Autres informations sur le centre-ville
• Commerces :
- Les murs du bureau de tabac appartenant à la SAS devraient être vendus, et non plus en location.
- L’ancien local de la coiffeuse, derrière le bureau de tabac, fait l’objet d’une transaction par la SAS et sera transformé en agence immobilière.
- 2 investisseurs en alimentaire travaillent actuellement sur une implantation dans les locaux en rez-de-chaussée du bâtiment Symphonie.
• Dojo pour les associations :
Parmi les possibilités étudiées, l’option retenue et financièrement réalisable est la rénovation du dojo actuel situé dans les anciens vestiaires du foot.
A noter que pour les nécessités du chantier lié à la construction de la future résidence séniors sur l’ancien terrain de foot, l’accès des camions se fera par la rue Richelieu pour éviter la traversée du centre-ville et le parking sera fermé.

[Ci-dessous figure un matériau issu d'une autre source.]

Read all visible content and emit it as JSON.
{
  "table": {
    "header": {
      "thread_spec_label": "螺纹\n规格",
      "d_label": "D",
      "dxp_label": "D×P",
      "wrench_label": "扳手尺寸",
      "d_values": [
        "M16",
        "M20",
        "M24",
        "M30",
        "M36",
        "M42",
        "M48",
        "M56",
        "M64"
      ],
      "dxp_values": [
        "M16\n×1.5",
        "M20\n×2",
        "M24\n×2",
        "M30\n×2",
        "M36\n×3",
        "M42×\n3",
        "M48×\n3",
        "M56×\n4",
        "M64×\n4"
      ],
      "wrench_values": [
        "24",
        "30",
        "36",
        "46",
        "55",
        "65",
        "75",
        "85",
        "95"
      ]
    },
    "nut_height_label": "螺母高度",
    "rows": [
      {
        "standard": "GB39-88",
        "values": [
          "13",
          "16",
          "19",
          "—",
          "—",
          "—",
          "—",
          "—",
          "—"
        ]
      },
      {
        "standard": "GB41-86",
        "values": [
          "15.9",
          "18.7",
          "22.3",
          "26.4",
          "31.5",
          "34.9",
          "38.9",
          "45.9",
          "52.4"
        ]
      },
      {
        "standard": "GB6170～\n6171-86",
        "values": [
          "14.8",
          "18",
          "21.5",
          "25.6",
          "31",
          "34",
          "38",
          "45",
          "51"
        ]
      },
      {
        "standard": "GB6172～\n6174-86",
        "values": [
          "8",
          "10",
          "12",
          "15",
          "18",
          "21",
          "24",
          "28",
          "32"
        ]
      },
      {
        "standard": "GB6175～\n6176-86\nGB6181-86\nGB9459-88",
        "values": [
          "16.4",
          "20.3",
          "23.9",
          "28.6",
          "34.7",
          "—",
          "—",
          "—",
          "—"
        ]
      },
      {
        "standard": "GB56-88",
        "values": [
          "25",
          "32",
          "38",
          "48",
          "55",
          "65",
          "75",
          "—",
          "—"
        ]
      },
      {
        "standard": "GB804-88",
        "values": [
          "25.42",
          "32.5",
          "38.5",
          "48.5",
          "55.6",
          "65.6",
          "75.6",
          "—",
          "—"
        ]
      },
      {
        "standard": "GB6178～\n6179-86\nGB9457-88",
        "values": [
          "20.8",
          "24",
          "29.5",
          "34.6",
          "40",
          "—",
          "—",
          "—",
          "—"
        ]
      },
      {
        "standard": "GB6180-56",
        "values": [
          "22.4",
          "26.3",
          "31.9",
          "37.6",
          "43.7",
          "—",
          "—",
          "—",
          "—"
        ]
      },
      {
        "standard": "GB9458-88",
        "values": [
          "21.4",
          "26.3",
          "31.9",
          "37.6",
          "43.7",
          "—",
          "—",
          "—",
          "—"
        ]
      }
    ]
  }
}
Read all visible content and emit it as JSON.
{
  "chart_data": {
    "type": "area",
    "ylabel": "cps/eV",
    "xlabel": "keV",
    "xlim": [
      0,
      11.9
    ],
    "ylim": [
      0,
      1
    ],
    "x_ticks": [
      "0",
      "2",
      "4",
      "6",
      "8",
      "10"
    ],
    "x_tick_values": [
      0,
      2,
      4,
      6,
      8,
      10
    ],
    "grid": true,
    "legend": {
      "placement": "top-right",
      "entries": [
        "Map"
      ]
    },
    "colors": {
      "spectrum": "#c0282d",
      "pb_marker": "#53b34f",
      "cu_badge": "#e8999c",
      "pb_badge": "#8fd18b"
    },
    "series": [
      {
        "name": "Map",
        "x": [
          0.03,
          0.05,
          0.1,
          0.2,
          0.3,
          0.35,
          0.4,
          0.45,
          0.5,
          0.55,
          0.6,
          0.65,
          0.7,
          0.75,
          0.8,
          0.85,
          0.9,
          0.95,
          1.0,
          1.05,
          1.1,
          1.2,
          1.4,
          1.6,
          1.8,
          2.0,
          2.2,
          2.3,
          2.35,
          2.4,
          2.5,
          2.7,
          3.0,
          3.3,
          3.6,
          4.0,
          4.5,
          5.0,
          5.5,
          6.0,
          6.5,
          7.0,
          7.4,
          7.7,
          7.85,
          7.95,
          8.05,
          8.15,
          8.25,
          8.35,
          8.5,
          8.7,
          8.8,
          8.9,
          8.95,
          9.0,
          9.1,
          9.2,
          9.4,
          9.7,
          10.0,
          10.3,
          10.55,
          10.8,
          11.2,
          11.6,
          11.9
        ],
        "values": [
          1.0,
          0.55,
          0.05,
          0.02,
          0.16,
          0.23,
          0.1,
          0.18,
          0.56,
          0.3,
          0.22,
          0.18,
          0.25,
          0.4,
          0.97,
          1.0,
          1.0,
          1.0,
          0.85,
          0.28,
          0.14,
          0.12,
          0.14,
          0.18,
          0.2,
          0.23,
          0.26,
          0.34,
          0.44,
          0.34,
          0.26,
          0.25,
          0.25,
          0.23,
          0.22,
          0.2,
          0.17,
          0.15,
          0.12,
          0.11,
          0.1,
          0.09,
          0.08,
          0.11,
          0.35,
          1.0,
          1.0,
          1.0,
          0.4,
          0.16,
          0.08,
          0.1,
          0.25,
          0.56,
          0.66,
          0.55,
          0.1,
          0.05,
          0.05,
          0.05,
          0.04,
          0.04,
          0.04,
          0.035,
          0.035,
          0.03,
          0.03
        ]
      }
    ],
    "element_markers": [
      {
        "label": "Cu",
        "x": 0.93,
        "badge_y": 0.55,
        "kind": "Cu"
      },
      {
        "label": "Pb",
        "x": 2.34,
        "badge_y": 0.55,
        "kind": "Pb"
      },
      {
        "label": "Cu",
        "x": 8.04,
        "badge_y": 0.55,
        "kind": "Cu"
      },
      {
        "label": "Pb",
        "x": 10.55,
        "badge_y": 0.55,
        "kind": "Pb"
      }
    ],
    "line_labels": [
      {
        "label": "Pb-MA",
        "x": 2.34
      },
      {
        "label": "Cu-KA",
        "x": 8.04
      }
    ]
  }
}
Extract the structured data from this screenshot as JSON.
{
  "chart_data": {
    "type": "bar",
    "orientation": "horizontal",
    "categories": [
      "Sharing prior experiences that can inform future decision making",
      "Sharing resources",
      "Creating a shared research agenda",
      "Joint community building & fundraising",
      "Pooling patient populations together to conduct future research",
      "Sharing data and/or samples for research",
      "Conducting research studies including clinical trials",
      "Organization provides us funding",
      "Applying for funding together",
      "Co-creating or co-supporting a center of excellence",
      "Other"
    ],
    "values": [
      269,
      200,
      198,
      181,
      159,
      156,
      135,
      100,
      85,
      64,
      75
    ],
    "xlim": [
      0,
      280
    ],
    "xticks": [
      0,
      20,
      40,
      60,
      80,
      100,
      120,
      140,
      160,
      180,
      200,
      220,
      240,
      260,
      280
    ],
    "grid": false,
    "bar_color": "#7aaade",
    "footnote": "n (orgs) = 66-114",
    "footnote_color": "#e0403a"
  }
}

Il a donc été décidé la réouverture de la borne rue de la Poste avec l’aménagement d’une voie sans issue et des places en arrêt-minute pour déposer les enfants à la crèche, ainsi que la réalisation par l’opérateur d’un parking partagé pour poser les enfants à l’école de Pré Hibou. Un couloir pour les piétons permettra l’accès aux vestiaires rénovés. Il faudra faire coexister pendant une année, un peu moins espère-t-il, le chantier et les utilisateurs du dojo (clubs, collège). En septembre, les conseillers municipaux seront amenés à voter pour solliciter du Conseil départemental l’attribution d’une subvention au titre du FDEC pour les équipements visant la pratique du sport pour les collégiens.
C’est une décision qui a été difficile à prendre car on sait qu’un jour il faudra réaliser un vrai dojo. Ce sera possible dans la continuité du programme de la Zac Valmar, ou bien dans le cadre de la restructuration du collège avec la création d’une salle mutualisable de taille suffisante pour accueillir des sports de combat, de la danse, ou de la musique.
Date retenue pour le prochain Conseil municipal : lundi 16 septembre 2019.
INFORMATION AU CONSEIL MUNICIPAL SUR LES DELEGATIONS PREVUES PAR L’ARTICLE L.2122-22 DU C.G.C.T.
DESG-2019-22
Attribution du marché de mise aux normes de la clôture du groupe scolaire du Pré Hibou aux entreprises suivantes :
Lot 1 – Clôtures et portails :
ESPACS ALPES groupe ESPACS
ZA Grange Venin - 38380 Saint-Laurent-du-Pont
pour un montant forfaitaire de 54 331,20 € TTC.
Lot 2 – Contrôle d’accès :
ESPACS AUTOMATISME
ZA Les Gonnets Nord - BP2 - 26390 Hauterives
pour un montant forfaitaire de 17 743,20 € TTC.
DESG-2019-23
Approbation d’une convention de prêt de véhicule entre la commune et l’A.M.E.J. pour le prêt d’un véhicule le 25 juin 2019 à l’occasion du déplacement pour participer à la fête de musique se déroulant au multi-accueil « Les Lutins ».